何故かは分からないけれども、ニホン人という者は異世界転生や異世界転移が多く、《勇者》になったり、あるいはこちらが求める《魔王》になったりしているみたいだし」
創作物の見すぎだと思うが……。
そもそも、ただのニホン人である俺なんかが、そんなとんでも《魔界》に行った所で、《魔王》として君臨する以前に、消されてしまうと思うのだが……。
「俺にそんな力はないんですが……」
「あぁ、ないね。今の所は。
けれども、良くあるだろう? 神様からのお願いの際に、なんらかの能力を渡す、なんという事はさ」
と、そう言って持っていた書類を手放すと、なにもない空間から1枚の紙を取り出した。
「――――そう、君が《魔王》として君臨する為に力を授けようと言うのだ。勿論、こちらである程度吟味させていただくが、そちらの願いは叶えるだけ叶えさせてもらおう。
さぁ、なにが良い? なんなら、設定でも良いよ?
無職なのに相手が強くなればなるほど強くなるという、大猿の戦闘民族のような戦闘能力が欲しい?

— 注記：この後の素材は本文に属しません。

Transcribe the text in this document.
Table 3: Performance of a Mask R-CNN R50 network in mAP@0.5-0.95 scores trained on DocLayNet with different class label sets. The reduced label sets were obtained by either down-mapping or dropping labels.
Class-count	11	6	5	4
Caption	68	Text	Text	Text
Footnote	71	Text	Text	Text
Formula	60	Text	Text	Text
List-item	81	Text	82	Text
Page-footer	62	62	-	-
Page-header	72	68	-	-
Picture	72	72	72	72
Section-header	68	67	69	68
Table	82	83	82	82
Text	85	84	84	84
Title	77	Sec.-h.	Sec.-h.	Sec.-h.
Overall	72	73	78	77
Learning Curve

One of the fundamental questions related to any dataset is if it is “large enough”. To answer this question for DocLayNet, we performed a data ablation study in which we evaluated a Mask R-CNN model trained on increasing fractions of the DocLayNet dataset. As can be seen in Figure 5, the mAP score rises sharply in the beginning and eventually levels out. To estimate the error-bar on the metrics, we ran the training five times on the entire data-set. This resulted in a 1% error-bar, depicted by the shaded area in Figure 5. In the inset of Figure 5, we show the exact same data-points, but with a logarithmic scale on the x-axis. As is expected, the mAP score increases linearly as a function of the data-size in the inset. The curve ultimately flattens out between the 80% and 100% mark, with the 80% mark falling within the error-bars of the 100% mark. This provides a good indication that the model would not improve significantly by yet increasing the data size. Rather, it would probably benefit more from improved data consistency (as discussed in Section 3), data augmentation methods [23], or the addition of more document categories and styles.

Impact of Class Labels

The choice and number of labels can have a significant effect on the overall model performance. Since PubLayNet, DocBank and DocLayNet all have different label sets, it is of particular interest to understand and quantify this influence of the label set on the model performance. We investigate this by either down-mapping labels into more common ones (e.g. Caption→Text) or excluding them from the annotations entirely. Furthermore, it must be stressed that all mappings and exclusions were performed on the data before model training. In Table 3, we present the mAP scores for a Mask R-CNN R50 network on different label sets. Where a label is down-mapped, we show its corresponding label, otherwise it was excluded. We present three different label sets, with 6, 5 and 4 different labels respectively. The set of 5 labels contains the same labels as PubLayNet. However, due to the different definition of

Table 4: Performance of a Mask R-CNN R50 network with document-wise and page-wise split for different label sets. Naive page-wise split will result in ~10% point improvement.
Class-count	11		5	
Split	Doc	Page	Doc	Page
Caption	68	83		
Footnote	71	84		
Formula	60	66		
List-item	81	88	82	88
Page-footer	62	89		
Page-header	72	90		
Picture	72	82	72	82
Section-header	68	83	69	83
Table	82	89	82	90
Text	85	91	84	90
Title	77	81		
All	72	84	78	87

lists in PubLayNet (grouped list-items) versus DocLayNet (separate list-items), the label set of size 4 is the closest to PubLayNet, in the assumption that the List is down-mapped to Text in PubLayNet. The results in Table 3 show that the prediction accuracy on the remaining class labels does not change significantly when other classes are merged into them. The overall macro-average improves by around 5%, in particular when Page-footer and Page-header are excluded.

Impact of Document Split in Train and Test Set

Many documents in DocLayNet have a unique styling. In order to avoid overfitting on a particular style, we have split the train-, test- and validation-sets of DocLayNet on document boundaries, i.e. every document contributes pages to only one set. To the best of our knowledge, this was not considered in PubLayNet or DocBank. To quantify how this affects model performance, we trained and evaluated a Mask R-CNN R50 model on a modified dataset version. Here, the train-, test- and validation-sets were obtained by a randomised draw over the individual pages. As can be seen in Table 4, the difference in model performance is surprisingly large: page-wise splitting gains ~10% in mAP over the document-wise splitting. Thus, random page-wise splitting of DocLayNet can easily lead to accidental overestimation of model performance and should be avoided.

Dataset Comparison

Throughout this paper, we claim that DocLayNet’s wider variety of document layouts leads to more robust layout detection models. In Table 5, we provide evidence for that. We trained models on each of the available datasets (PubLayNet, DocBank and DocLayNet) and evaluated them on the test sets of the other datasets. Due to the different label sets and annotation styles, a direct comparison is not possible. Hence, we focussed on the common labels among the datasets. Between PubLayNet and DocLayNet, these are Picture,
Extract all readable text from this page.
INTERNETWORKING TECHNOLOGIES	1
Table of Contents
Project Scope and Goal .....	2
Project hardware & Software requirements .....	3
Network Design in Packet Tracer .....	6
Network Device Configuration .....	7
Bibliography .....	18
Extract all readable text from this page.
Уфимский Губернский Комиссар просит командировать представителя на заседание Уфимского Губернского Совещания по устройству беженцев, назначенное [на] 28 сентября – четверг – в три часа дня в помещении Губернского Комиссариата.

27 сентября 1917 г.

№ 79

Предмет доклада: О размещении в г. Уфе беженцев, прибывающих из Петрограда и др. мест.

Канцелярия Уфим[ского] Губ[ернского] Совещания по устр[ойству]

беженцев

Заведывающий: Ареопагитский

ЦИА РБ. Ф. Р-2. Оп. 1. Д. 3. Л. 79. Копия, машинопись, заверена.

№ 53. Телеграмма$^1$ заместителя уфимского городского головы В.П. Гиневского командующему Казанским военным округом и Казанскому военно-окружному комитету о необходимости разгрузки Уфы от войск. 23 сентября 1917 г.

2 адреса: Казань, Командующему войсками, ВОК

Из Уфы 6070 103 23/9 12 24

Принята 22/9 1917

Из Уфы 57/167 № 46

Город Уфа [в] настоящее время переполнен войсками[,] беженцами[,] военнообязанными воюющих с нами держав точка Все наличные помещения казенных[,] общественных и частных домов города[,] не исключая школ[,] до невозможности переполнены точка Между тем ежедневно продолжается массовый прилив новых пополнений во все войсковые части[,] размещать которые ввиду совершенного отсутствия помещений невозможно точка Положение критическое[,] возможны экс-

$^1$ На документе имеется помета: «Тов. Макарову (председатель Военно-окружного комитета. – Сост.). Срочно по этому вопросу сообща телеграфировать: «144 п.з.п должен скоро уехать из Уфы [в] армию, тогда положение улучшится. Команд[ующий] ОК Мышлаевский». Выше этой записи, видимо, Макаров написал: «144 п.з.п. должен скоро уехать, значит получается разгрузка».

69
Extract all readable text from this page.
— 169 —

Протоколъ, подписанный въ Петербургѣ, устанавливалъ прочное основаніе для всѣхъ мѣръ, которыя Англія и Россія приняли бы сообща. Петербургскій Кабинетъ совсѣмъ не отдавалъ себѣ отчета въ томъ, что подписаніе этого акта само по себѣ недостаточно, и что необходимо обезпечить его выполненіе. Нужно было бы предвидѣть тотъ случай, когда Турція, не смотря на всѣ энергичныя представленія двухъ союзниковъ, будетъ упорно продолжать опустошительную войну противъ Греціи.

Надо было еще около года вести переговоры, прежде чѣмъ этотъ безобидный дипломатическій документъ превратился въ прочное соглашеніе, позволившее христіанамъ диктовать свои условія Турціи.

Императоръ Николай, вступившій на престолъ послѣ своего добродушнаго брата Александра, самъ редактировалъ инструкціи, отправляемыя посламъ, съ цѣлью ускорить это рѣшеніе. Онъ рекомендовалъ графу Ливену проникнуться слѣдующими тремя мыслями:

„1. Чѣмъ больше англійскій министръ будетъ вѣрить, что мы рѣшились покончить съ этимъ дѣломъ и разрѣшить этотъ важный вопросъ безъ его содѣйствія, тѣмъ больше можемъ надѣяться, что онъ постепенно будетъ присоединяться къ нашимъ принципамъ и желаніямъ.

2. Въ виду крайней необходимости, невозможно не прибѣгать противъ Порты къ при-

海で泳げなくなる代わりに超人的な力を手に入れる、悪魔のような木の実を食べた海賊のような能力が良いかい?
あらゆる魔法を操る能力? それとは逆に相手の魔力を全て無効化する能力? またはそんな魔法などを視る力?
吸血鬼? 再生能力? 時止め? 時飛ばし? 重力操作? 別の世界から物を取り出す?
全てを完成させる、異質でアブノーマルな力? 全てをなかったことに出来る、異形でマイナスな力?
――――どんな力だろうとも、君が望むのならばこの《魔王の神》である枢木エヴァンジェリンが叶えて見せましょう。